In this notebook we train a Keras model using the MNIST dataset on a remote SageMaker instance using a training job.


## 개요

- [작업 실행 시 필요한 라이브러리 import](#작업-실행-시-필요힌-라이브러리-import)
- [SageMaker 세션과 Role, 사용 버킷 정의](#sagemaker-세션과-role-사용-버킷-정의)
- [Training script 작성](#training-script-작성)
- [Experiment을 생성하고 training job을 실행하기](#experiment을-생성하고-training-job을-실행하기)

## Reference

- https://sagemaker-examples.readthedocs.io/en/latest/sagemaker-experiments/sagemaker_job_tracking/tensorflow_script_mode_training_job.html
- https://sagemaker.readthedocs.io/en/stable/frameworks/tensorflow/sagemaker.tensorflow.html#tensorflow-estimator
- https://sagemaker.readthedocs.io/en/stable/experiments/sagemaker.experiments.html


### 작업 실행 시 필요힌 라이브러리 import


In [None]:
import sys

In [None]:
# update boto3 and sagemaker to ensure latest SDK version
!{sys.executable} -m pip install --upgrade pip
!{sys.executable} -m pip install --upgrade boto3
!{sys.executable} -m pip install --upgrade sagemaker
!{sys.executable} -m pip install --upgrade tensorflow

In [None]:
import boto3
import sagemaker

### SageMaker 세션과 Role, 사용 버킷 정의


In [None]:

sagemaker_session = sagemaker.session.Session()
boto_session = boto3.Session()

role = sagemaker.get_execution_role()
# SageMaker사용시 log, model artifact 등의 저장을 위해 default로 지정되는 s3를 사용할 수도 있고,
# 아니면 직접 s3 세팅해서 이걸 사용하라고 지정해 줄 수도 있습니다.
# 실습에서는 default로 제공되는 s3를 사용해보겠습니다.

# default bucket이 아니라 직접 만든 s3 bucket을 사용할 수도 있습니다.
# 만약 직접 생성한 s3 bucket을 사용할 경우 에러가 난다면 아래의 두 경우일 확률이 높습니다.
# 1. bucket이 없는 경우. 즉, bucket을 생성하지 않았는데 그 bucket을 사용하려고 하는 경우
# 2. bucket을 생성했지만, role에 해당 bucket에 대한 read, write 권한이 없는 경우
default_bucket = sagemaker_session.default_bucket()

# sagemaker를 사용
sm = boto_session.client("sagemaker")
region = boto_session.region_name

In [None]:
print(sagemaker_session)
print(role)
print(default_bucket)
print(sm)
print(region)  # ex) us-east-2

### Training script 작성

Here we use a SageMaker Training job to train the model on a remote instance.


In [None]:
!mkdir -p script

In [None]:
%%writefile ./script/train.py

# 이렇게 하면 script/train.py 파일이 생성되고, 이 아래에 있는 코드들이 이 파일에 작성된다.

import os

os.system("pip install -U sagemaker")

import numpy as np
from tensorflow import keras
from tensorflow.keras import layers
import pandas as pd
import argparse

from sagemaker.session import Session
from sagemaker.experiments import load_run

import boto3

boto_session = boto3.session.Session(region_name=os.environ["REGION"])
sagemaker_session = Session(boto_session=boto_session)
s3 = boto3.client("s3")


def parse_args():
    parser = argparse.ArgumentParser()

    parser.add_argument("--epochs", type=int, default=1)
    parser.add_argument("--batch_size", type=int, default=64)
    parser.add_argument("--dropout", type=float, default=0.01)

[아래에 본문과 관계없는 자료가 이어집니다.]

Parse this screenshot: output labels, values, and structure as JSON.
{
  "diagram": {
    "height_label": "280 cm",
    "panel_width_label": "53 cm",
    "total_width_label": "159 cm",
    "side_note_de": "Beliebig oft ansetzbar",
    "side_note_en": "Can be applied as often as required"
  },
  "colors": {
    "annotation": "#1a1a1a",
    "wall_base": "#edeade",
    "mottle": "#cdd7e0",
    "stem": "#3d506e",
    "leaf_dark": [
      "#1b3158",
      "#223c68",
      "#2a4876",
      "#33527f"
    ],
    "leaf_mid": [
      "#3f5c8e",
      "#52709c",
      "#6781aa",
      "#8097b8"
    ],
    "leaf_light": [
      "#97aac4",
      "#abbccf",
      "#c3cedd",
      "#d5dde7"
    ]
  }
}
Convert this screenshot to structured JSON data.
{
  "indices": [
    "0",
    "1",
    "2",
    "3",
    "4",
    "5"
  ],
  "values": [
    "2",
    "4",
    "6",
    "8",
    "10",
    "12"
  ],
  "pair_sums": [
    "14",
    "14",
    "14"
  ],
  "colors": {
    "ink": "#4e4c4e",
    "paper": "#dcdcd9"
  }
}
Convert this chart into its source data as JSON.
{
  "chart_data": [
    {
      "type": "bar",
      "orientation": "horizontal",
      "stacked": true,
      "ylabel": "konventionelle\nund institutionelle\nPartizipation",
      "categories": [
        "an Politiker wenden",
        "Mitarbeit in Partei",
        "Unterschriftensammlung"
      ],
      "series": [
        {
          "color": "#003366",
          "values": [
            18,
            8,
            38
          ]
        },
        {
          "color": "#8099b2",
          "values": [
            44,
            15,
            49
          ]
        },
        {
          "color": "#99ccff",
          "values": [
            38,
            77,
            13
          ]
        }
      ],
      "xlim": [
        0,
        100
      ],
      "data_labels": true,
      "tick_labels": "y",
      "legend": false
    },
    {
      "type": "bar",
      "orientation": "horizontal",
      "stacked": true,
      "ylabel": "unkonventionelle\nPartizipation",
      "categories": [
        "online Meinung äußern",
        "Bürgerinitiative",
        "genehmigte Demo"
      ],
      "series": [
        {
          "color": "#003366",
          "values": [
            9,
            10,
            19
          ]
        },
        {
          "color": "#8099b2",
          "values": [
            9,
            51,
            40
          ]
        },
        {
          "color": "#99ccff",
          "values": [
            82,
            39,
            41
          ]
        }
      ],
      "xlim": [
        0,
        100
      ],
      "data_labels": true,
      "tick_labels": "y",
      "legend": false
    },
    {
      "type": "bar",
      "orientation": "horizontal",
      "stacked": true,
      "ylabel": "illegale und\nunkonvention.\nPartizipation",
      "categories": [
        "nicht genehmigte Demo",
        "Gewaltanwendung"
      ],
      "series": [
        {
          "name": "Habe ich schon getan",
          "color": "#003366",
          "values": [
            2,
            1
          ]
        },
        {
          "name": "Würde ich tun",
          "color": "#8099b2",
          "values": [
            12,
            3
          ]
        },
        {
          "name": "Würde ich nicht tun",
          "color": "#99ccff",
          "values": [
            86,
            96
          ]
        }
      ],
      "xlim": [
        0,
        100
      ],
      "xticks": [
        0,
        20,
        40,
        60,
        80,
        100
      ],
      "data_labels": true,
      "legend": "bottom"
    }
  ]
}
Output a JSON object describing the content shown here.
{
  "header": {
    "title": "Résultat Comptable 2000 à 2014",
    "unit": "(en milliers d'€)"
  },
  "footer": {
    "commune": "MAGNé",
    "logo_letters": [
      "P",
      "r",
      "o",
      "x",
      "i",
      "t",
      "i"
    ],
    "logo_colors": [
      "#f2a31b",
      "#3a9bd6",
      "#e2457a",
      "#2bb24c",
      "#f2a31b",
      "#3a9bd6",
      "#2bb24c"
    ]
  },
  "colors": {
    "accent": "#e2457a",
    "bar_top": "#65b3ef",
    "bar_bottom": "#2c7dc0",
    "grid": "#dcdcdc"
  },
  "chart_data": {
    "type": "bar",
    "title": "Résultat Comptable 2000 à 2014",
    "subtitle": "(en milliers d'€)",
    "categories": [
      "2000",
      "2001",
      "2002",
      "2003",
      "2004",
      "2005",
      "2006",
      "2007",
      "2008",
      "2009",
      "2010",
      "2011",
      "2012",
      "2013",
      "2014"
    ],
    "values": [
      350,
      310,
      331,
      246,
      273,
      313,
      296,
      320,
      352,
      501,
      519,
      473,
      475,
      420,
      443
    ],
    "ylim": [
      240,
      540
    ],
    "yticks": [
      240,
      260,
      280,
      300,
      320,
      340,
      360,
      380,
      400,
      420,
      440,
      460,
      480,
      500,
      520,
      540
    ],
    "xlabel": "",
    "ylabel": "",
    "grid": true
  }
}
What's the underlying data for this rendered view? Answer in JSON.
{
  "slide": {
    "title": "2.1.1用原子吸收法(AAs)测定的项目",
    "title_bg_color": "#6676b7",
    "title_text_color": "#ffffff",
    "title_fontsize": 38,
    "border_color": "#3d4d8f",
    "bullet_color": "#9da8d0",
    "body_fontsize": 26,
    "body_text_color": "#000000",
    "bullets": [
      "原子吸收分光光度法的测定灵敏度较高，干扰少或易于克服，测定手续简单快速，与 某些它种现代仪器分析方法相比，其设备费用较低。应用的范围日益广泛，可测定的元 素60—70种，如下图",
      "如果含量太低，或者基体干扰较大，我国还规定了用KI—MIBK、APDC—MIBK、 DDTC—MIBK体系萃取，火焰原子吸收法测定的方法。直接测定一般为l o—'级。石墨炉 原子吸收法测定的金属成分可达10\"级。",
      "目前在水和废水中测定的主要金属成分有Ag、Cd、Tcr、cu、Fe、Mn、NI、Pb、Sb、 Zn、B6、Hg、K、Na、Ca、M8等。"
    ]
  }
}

    return parser.parse_known_args()


# Define the Keras callback to log metrics to the run
# The Keras Callback class provides a method on_epoch_end which emits metrics at the end of each epoch.
# All emitted metrics will be logged in the run passed to the callback.
class ExperimentCallback(keras.callbacks.Callback):
    def __init__(self, run, trained_model, x_test, y_test):
        self.run = run
        self.trained_model = trained_model
        self.x_test = x_test
        self.y_test = y_test

    def on_epoch_end(self, epoch, logs=None):
        keys = list(logs.keys())
        for key in keys:
            self.run.log_metric(name=key, value=logs[key], step=epoch)
            print("{} -> {}".format(key, logs[key]))


def load_data():
    num_classes = 10
    input_shape = (28, 28, 1)

    train_path = "input_train.npy"
    test_path = "input_test.npy"
    train_labels_path = "input_train_labels.npy"
    test_labels_path = "input_test_labels.npy"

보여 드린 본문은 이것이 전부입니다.